Logo
Imprimer cette page

Les éléments constitutifs de l’entreprise

Malgré l’absence de consécration juridique, les juges et la doctrine se sont, depuis environ un demisiècle, attachés à en dégager les caractéristiques principales.

De nombreux textes employant le terme « entreprise », comme condition de leur application, les juges et la doctrine, se sont efforcés (et s’efforcent toujours) d’en dégager les éléments constitutifs. D’un point de vue conceptuel, différentes conceptions doctrinales ont ainsi pu être développées (sur la question, voir M. Pédamon, Droit commercial, Dalloz, n°386 et suivants).

Il faut toutefois bien comprendre, qu’en l’état actuel du droit positif, aucune d’entre elles, n’a toutefois été consacrées par le législateur ou la jurisprudence. Nous en sommes, au stade, de construction de la notion. Cette construction s’avère d’autant plus complexe que les disciplines juridiques concernées (droit commercial, droit du travail, droit fiscal, droit communautaire…) retiennent des conceptions propres de la notion d’entreprise (c'est-à-dire des critères permettant de la définir et de la saisir en fonction de besoins particuliers, ce qui rend toute systématisation difficile). Parmi, les différentes conceptions qui ont été proposées, il faut retenir que :

Pour certains l’entreprise est principalement un groupement de biens affectés à une activité économique, ce qui, en tant « qu’objet de droit », lui confère un aspect purement patrimonial.

Pour d’autres, l’entreprise est plutôt une communauté de personnes animées par la volonté d’exercer une activité. Cette conception accrédite une vision « sociale » de l’entreprise considérée comme un « sujet de droit » autonome.

Pour d’autres, encore, elle est à la fois une communauté de biens, de personnes mais également une structure organisée orientée vers l’exercice d’une activité. L’entreprise serait ainsi une structure « organisée » complexe au sein de laquelle s’opposent différents intérêts que le droit doit s’efforcer de concilier (voir, J. Paillusseau, D. 1997, doctr., n° 14, p. 97 et 15, p. 157).

Pour d’autres, l’entreprise est « un centre autonome de décision exerçant une activité de nature économique » (Thierry Lamarche, « La notion d’entreprise », R.T.D. com. Oct/déc. 2006, p. 709) pour d’autres auteurs, enfin, l’existence d’une entreprise ne suppose pas seulement une activité, elle exige, un autre élément, qui est l’adoption d’une forme juridique. Puisque l’entreprise n’a pas en tant que telle la personnalité juridique, son existence implique qu’elle ait recours à une structure juridique d’accueil qui consacre sa réalité juridique.

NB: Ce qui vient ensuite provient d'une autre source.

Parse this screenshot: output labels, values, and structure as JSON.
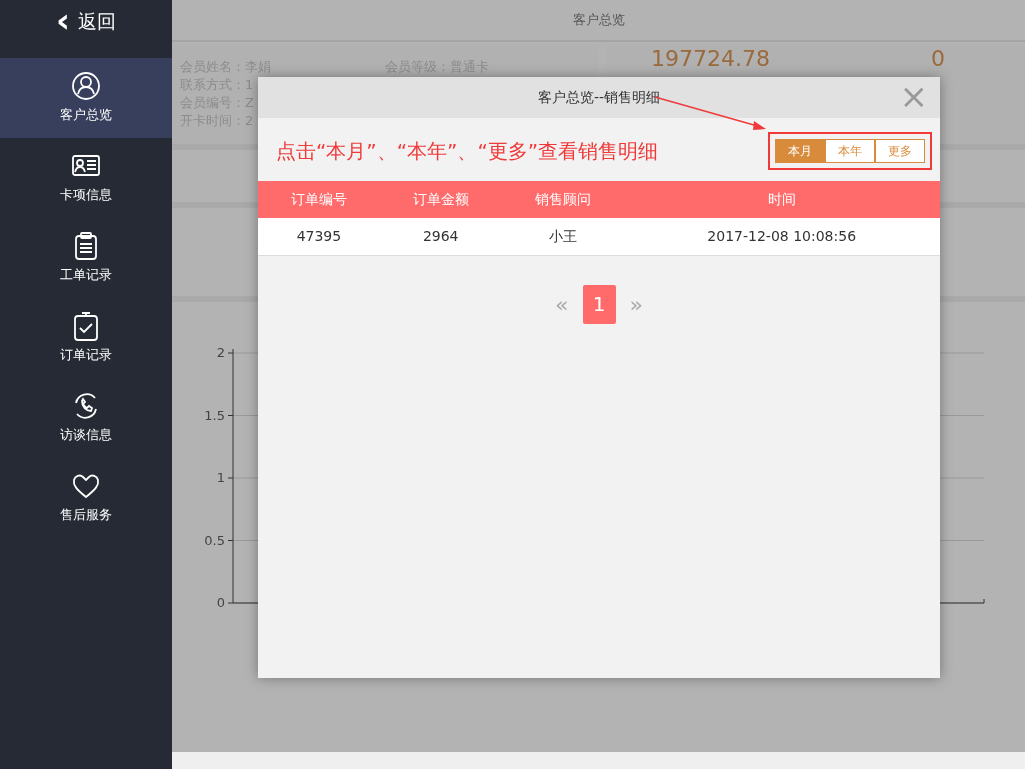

La notion de personne morale (dont les sociétés commerciales constituent la forme la plus usuelle dans la vie commerciale) ou de commerçant, personne physique (compris comme des personnes ayant la personnalité juridique) serait précisément cette structure d’accueil de l’entreprise. Ainsi, en adoptant l’une des formes juridiques que le législateur a conçue et organisée, l’entreprise serait formalisée et en tirerait son existence et son identité propres.

Sur ce critère deux observations peuvent être faites :

D’une part, il faut constater que l’adoption d’une forme juridique ne confère pas à l’entreprise, elle-même, la personnalité morale.

D’autre part, il faut observer que rien n’empêche qu’une entreprise existe (c'est-à-dire exerce une activité) sans qu’elle ait choisi une structure d’accueil (comme, par exemple, l’adoption de la forme sociale d’une SA ou d’une SARL). Le droit français consacre en effet l’existence de groupement sans personnalité morale (comme les sociétés en participation). Ce qui rend, en réalité, l’application de ce critère complexe. Si la plupart des entreprises ont une structure d’accueil (ainsi derrière l’entreprise peut se cacher, juridiquement, par exemple, une SA ou SARL), il est possible que certaines entreprises existent sans recours à une telle structure.

Quoi qu’il en soit de ces différentes conceptions, il faut bien comprendre qu’une « entreprise » n’existe que si « certains éléments caractéristiques » sont présents. Le problème étant de savoir quels sont les éléments nécessaires, impératifs à l’existence d’une entreprise (autrement dit, quels sont ceux qui sont, juridiquement déterminants).

Sans que cette question ne soit pour l’instant tranchée certains critères (ou des conceptions) sont généralement mis en avant par les juges.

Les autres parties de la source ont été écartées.